L’immagine soprastante mostra il cratere d’impatto dell’asteroide Chelyabinsk. L’asteroide che ha fatto cacare sotto buona parte della Russia.

Quelli che non sanno di cosa sto parlando è meglio che CLICCHINO QUI prima di continuare la lettura.

Molti di voi staranno pensando:
“Ma come? Tutto questo bordello per un cratere così piccolo?”

E infatti è proprio così. Perché al contrario di quello che avete imparato guardando Armageddon (totalmente scazzato dal punto di vista scientifico, ma talmente brutto da fare il giro e diventare un capolavoro) spesso gli asteroidi fanno più danni quando non toccano il terreno.

Come? Beh, per spiegarvelo devo fare un salto indietro di 105 anni. Soccia che salto!

tunguska

Quella che vedete non è la classica foto di un sito di test nucleari. È quello che è successo quando, nel 1908, un asteroide/cometa/GiulianoFerrara (non si sa ancora precisamente quale sia il colpevole. Anche se propendo per Ferrara) è esploso sopra una zona, fortunatamente, disabitata della tundra siberiana. L’ormai arcinoto Evento di Tunguska.

Perché tiro in ballo questo fighissimo fatto? Perché ha molto in comune con l’evento di Chelyabinsk.

L’asteroide Chelyabinsk infatti ha provocato tutti questi danni esplodendo nell’atmosfera quando era ancora in volo. Esattamente quello che è successo a Tunguska.
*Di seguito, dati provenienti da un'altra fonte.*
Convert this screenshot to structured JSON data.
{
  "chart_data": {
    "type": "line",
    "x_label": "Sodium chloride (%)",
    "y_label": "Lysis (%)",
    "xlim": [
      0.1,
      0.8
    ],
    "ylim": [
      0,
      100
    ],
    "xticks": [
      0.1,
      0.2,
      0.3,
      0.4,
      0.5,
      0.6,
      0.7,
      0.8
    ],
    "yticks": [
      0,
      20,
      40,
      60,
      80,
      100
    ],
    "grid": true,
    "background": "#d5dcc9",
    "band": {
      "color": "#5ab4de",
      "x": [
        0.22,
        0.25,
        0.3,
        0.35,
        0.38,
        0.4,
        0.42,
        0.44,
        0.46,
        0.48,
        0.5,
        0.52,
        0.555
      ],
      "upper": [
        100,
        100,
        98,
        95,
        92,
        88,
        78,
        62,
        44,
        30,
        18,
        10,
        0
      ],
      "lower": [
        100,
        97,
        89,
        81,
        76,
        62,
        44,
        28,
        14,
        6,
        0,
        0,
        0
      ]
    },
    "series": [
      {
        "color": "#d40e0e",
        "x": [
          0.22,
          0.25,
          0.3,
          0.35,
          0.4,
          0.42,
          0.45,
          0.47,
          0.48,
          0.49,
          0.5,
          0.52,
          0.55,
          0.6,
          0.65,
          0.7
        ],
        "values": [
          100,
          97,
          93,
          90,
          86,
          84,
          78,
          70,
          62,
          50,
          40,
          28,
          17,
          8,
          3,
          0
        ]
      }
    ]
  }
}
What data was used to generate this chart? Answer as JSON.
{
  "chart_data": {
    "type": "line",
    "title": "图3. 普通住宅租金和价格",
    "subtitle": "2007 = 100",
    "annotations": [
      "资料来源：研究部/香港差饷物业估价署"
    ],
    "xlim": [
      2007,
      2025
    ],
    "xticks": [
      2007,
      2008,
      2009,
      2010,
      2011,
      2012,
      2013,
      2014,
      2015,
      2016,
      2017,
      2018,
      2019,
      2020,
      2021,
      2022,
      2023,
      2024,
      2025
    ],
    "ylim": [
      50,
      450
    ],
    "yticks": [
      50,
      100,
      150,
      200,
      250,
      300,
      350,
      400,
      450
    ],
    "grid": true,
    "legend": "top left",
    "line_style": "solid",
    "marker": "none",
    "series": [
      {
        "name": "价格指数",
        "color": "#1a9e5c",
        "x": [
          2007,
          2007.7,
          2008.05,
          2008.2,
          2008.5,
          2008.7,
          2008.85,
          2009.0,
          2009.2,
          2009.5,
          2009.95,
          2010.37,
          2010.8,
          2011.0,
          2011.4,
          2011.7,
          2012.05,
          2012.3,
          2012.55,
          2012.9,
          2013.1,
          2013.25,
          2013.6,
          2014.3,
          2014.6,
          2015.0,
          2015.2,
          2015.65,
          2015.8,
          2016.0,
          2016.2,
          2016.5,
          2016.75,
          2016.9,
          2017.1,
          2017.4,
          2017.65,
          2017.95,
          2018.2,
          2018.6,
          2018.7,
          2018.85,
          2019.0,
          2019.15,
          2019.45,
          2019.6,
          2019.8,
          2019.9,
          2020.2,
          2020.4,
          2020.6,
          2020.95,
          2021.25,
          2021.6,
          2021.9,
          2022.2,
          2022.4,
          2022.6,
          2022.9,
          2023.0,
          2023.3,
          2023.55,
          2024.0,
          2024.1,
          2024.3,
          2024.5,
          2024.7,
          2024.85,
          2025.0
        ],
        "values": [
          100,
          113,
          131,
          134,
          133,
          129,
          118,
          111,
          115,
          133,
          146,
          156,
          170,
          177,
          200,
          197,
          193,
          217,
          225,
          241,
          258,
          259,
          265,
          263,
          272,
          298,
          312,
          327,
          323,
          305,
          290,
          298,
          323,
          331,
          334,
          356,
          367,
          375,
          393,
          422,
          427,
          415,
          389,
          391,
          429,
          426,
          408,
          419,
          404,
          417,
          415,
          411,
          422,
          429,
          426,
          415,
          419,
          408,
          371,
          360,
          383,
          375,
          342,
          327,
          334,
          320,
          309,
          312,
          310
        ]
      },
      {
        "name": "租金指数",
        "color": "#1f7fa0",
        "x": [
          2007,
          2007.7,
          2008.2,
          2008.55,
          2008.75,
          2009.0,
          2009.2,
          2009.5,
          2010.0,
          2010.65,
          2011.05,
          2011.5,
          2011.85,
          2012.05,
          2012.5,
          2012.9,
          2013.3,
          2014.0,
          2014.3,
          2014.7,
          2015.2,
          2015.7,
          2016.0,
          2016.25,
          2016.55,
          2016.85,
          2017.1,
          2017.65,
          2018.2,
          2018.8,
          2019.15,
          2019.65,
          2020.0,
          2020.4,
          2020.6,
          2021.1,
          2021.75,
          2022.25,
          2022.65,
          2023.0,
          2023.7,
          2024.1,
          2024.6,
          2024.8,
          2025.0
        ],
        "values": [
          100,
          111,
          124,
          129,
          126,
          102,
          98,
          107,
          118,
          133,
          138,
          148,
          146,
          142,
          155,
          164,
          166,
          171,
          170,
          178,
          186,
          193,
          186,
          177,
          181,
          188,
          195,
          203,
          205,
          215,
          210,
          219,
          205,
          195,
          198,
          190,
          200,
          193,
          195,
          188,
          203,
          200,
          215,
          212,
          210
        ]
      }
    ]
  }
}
Fortunatamente però, Chelyabinsk è stato un fenomeno decisamente meno distruttivo rispetto a quello del secolo scorso.

Difatti l’oggetto di Tunguska è esploso ad un’altezza di soli 10Km. Le dimensioni e la massa dell’oggetto (circa 30m di diametro, la massa è ancora un grande punto interrogativo), unite alla velocità (Circa 54000Km/h) e al repentino impatto con l’atmosfera terrestre, hanno portato l’oggetto a disintegrarsi violentemente, generando un’esplosione quantificabile in almeno 5 megatoni. La conseguente onda d’urto rase al suolo 2.150 chilometri quadrati di foresta, il boato fu udito fino a 1000Km di distanza, alcuni treni deragliarono a 600Km di distanza, e la luce dell’esplosione era talmente forte che a Londra era possibile leggere un giornale per strada, nonostante fosse mezzanotte.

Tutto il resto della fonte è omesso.